CLEVELAND -- For the fourth consecutive postseason series, the Warriors have taken a 3-0 lead, each time leaving their opponent looking dazed and glazed and searching for answers they've already failed to find.
First the Trail Blazers, and then the Jazz, and then the Spurs, all expressing a vocal futility that translates to competitive despair.
And now, in the wake of a 118-113 Game 3 loss Wednesday night that has them one loss away from being swept, gloom has descended upon the Cleveland Cavaliers.
Veteran guard JR Smith, scrambling for optimism amid stark and dark reality, tweeted postgame "Cavs in 7."

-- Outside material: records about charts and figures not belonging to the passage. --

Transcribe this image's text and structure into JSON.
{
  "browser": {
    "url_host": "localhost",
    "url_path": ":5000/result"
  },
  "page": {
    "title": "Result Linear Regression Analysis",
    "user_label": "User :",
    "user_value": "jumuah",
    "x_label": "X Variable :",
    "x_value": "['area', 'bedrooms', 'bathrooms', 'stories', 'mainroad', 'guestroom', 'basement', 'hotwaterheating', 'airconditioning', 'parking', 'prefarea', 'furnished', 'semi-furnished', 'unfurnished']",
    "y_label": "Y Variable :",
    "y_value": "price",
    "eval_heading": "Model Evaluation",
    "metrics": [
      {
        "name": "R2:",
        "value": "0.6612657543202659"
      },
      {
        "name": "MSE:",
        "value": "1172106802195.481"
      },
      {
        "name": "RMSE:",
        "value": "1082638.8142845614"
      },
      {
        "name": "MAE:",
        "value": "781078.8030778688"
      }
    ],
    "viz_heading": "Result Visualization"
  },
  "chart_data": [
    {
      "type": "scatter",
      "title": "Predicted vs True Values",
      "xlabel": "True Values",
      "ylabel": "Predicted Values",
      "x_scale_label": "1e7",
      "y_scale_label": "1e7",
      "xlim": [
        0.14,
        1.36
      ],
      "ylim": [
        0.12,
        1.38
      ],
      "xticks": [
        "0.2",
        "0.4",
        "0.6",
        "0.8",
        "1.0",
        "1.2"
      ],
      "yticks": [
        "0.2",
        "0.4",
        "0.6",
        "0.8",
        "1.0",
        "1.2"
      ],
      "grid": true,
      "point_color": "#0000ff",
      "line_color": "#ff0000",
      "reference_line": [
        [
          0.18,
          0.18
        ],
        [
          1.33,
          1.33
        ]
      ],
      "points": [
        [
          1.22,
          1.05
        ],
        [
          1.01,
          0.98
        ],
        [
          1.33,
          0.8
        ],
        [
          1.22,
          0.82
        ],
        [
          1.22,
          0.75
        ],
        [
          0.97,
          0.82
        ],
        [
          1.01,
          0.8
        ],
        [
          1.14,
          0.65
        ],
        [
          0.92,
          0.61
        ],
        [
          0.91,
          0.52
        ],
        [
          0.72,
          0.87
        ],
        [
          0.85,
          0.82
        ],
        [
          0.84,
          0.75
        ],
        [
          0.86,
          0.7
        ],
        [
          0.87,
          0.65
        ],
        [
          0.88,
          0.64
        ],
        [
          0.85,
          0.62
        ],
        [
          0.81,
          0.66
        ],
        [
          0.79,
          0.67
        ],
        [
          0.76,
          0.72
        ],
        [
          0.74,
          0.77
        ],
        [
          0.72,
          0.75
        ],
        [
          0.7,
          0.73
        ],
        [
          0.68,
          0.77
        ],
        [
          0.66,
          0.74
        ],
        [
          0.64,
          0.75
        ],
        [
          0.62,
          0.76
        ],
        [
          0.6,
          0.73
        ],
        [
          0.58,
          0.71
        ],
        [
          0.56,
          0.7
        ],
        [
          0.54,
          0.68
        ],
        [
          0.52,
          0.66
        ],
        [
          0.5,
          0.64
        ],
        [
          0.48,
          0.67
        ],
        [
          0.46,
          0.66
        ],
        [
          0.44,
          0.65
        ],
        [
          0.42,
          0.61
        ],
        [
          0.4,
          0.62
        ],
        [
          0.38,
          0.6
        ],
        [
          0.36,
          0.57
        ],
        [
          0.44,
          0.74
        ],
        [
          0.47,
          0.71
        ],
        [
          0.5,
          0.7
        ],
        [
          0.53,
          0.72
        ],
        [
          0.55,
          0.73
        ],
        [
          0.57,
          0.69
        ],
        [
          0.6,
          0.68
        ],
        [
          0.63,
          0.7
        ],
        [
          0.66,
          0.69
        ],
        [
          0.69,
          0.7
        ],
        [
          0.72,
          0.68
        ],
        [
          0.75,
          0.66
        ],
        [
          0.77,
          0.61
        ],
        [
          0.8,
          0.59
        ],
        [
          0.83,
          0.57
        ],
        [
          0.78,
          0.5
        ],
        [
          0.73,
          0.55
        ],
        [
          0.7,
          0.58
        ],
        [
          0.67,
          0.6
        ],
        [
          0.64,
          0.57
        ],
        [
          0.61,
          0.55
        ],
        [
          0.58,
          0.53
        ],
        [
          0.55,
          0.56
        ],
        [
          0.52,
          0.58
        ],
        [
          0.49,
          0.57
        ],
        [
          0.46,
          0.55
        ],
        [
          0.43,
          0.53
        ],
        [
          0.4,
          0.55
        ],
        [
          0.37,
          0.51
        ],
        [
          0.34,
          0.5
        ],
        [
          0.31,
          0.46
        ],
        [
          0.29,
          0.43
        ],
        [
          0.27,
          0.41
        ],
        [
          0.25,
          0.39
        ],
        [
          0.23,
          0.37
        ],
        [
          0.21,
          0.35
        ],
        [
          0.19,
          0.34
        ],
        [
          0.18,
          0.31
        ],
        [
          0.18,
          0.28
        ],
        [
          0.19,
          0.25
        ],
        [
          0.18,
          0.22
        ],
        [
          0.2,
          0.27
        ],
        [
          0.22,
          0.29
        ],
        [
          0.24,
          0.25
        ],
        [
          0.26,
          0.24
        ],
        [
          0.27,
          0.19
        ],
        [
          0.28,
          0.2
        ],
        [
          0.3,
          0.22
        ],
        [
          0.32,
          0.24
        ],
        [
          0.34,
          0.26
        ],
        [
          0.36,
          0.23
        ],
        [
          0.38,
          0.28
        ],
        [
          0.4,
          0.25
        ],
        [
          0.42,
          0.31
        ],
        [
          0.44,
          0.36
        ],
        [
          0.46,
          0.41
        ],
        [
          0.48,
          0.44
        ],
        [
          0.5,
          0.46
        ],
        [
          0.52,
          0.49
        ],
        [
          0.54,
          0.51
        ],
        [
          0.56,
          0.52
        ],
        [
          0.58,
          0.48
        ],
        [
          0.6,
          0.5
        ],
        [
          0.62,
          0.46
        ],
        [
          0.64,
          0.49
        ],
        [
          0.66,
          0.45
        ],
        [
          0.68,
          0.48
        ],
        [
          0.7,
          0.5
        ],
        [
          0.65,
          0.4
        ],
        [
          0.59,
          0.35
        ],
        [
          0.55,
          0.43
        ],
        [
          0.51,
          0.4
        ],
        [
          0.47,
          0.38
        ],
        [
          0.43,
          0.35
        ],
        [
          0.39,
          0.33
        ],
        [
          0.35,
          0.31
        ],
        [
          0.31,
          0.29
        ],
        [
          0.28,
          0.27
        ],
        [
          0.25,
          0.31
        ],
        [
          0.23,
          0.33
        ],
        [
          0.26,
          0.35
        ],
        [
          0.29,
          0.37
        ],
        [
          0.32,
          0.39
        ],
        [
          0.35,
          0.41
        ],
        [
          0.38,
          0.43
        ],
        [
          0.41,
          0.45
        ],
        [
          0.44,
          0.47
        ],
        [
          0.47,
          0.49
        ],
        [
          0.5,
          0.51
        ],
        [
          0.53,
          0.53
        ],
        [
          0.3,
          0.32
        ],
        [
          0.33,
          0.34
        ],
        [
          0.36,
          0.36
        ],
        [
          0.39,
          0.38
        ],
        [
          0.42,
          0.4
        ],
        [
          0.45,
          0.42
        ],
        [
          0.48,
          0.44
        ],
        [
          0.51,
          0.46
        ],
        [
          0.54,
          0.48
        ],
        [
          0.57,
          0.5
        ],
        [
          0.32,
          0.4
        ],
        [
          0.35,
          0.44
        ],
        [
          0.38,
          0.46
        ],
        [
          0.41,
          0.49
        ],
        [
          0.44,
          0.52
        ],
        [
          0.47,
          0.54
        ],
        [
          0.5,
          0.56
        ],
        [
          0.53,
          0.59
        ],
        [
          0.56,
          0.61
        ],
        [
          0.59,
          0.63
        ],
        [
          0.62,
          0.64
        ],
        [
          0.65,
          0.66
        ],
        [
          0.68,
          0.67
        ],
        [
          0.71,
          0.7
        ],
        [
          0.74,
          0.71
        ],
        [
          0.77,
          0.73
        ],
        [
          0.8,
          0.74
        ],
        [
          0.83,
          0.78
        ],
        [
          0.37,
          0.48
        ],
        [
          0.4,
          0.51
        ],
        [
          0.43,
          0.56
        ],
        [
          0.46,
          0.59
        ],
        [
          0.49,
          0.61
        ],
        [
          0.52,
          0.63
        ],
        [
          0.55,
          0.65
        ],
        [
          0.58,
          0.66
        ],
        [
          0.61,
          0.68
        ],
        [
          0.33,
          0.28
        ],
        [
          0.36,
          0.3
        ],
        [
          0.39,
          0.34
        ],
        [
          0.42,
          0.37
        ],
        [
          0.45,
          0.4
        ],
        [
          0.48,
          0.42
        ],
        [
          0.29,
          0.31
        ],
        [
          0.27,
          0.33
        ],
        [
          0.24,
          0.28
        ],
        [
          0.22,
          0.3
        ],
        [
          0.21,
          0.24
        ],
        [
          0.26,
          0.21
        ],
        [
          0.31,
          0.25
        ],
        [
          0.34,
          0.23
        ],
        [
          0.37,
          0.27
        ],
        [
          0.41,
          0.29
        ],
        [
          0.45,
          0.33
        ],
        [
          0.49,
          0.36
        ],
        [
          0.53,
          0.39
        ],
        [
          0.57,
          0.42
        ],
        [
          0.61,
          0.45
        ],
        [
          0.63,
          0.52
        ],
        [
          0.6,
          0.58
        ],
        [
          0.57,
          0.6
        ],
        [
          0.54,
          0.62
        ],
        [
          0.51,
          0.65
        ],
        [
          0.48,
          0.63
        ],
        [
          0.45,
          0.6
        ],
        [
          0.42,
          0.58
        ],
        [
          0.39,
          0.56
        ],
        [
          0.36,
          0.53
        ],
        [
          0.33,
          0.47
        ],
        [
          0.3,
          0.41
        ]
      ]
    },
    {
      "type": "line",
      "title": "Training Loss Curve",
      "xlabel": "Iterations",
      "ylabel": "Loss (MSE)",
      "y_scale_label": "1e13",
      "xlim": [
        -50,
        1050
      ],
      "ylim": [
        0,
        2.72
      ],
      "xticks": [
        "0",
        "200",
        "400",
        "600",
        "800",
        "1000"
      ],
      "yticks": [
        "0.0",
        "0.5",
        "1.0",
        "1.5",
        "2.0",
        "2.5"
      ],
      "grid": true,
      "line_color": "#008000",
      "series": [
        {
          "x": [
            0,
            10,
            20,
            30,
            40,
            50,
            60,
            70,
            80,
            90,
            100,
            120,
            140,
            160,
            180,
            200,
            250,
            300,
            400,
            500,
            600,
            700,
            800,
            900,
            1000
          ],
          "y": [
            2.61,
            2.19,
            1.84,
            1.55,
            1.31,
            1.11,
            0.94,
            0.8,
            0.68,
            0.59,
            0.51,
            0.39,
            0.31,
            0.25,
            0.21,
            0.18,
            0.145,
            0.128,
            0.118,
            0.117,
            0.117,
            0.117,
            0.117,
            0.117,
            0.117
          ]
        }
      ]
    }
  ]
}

Within minutes, about as quickly as the Warriors deleted Cleveland's late-game lead, Smith deleted the tweet.
Where on earth do the Cavs go after this?
There they were, leading the entire fourth quarter, and by six with 2:25 remaining, on their home court, when it all fell apart.
What happened, coach Tyronn Lue?
"I got to look at it," he said. "I don't know. I can't remember."
What say you, LeBron James?
"They made some shots and we didn't," he said.
The Warriors closed the game on an 11-0 run, using fierce defense, completely shutting down the Cavs, while staying assertive on offense. Cleveland shot 26.1 percent in the fourth quarter and missed its last eight shots.
"We were aggressive; we got good shots," All-Star forward Kevin Love said. "We just weren't able to convert, and they made big plays. In the end, that was pretty telling."
James was incredible: 39 points, 11 rebounds and nine assists -- all for naught.
Asked if the Warriors withstood the Cavs best shot, James was in no mood to deny.
"I mean, it's so hard to say," he began, "But like I said, for me personally, I gave everything I had tonight.
James' superstar teammate, Kyrie Irving, was mesmerizingly good: 38 points, six rebounds, three assists -- and a loss that took the air out him as well as Quicken Loans Arena.
"I'm human, as well as my teammates, and to lay it all on the line like that, you want to come out on the winning side," he said. "But we gave a great effort, and the result just didn't turn out the way we wanted to."
The Cavs outfoxed the Warriors for much of the night. They committed fewer turnovers (12, to 18 for the Warriors). They were, through three quarters, outshooting the Warriors (50.7 percent, to 46.9).
And, still, they're facing elimination, just like the Trail Blazers and the Jazz and the Spurs, none of which survived Game 4.
Asked if he could have envisioned a game in which he and James combined for 77 points and the Cavs don't win, Irving had nothing.
Well, except praise for the Warriors.
"Nope. I mean, it's hard to envision," he said.
"But they're definitely a different team than they were last year that's definitely in full effect that we're all fully aware of."